Yawadwipa Harus Ungkap Diri Beli Bank Mutiara

Peluang Bisnis Online Tanpa Ribet - Serta Info terbaru seputar dunia bisnis indonesia terupdate dan terpercaya

Minggu, 12 Februari 2012

Yawadwipa Harus Ungkap Diri Beli Bank Mutiara

VIVAnews - Menteri Keuangan (Menkeu) Agus Martowardojo menyatakan, bagi calon pembeli PT Bank Mutiara Tbk harus berani menampilkan siapa jati dirinya.

Dia mengimbau pada instansi penjual, untuk dapat melakukan suatu kajian terhadap latar belakang calon investor. Kajian tersebut, untuk mengetahui kondisi serta kemampuan keuangan dari calon pembeli.

"Hal ini, karena kalau di bidang jasa keuangan itu sangat regulated atau diatur.

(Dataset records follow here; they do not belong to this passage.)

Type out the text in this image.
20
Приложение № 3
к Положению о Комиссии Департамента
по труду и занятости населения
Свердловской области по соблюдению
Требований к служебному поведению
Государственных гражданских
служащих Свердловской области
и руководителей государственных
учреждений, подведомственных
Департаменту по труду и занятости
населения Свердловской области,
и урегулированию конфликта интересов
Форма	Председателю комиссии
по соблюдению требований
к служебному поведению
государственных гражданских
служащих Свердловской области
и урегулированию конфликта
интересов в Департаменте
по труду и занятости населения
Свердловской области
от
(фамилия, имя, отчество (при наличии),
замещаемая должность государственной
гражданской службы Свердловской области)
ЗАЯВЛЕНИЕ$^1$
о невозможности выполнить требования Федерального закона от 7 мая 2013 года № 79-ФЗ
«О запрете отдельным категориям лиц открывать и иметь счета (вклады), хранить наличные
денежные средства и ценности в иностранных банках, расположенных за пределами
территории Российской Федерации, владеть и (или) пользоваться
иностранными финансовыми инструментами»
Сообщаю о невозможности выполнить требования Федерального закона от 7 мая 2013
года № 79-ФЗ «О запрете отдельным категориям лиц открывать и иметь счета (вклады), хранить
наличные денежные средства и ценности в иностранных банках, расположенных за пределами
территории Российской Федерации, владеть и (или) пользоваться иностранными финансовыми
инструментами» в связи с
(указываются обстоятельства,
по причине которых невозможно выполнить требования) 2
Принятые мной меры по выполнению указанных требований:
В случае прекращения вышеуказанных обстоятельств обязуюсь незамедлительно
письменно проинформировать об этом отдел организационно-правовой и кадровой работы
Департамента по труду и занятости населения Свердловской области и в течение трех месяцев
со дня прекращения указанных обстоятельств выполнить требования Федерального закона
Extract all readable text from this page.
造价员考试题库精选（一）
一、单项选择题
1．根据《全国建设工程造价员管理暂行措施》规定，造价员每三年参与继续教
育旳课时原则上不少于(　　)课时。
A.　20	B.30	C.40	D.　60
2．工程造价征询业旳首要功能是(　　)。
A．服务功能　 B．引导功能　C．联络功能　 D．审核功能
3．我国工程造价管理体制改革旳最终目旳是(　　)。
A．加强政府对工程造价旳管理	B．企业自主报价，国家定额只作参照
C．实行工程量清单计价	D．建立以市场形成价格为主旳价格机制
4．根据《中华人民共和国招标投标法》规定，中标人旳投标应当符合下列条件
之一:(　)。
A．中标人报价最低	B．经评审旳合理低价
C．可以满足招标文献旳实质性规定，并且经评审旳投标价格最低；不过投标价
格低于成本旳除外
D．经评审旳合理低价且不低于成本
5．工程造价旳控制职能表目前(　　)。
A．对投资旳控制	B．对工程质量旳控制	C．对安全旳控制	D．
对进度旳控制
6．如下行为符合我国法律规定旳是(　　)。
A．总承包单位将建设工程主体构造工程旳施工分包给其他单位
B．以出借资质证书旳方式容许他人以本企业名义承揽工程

Jadi, profil dari pada calon investor sangat penting untuk diketahui," ujarnya saat ditemui di kantor Kementerian Koordinator Perekonomian, Jakarta, Selasa 7 Februari 2012.

Agus mengatakan bahwa memang diperbolehkan pada satu calon investor untuk menggunakan fasilitas SPV (special purpose vehicle) atau perusahaan khusus. Namun, tetap calon investor tersebut harus diketahui jati dirinya. "Jadi, supaya proses ini (pembelian) dapat dilakukan dengan baik," tuturnya.

Seperti diketahui, Yawadwipa Companies tiba-tiba seperti juru selamat, karena berniat meminang Bank Mutiara. Maklum saja, bank yang dulunya bernama Century ini sempat beberapa kali akan dijual, tapi gagal.

Bahkan, Yawadwipa mau beli bank itu sebesar US$750 juta atau sekitar Rp6,75 triliun. Angka yang sama dengan dana penyelamatan pemerintah melalui Lembaga Penjamin Simpanan (LPS) pada 2008 lalu.

Sayangnya, siapa di Yawadwipa masih misteri. Perusahaan ini tiba-tiba muncul dan menyatakan siap membeli bank yang sering diperdebatkan di ranah politik.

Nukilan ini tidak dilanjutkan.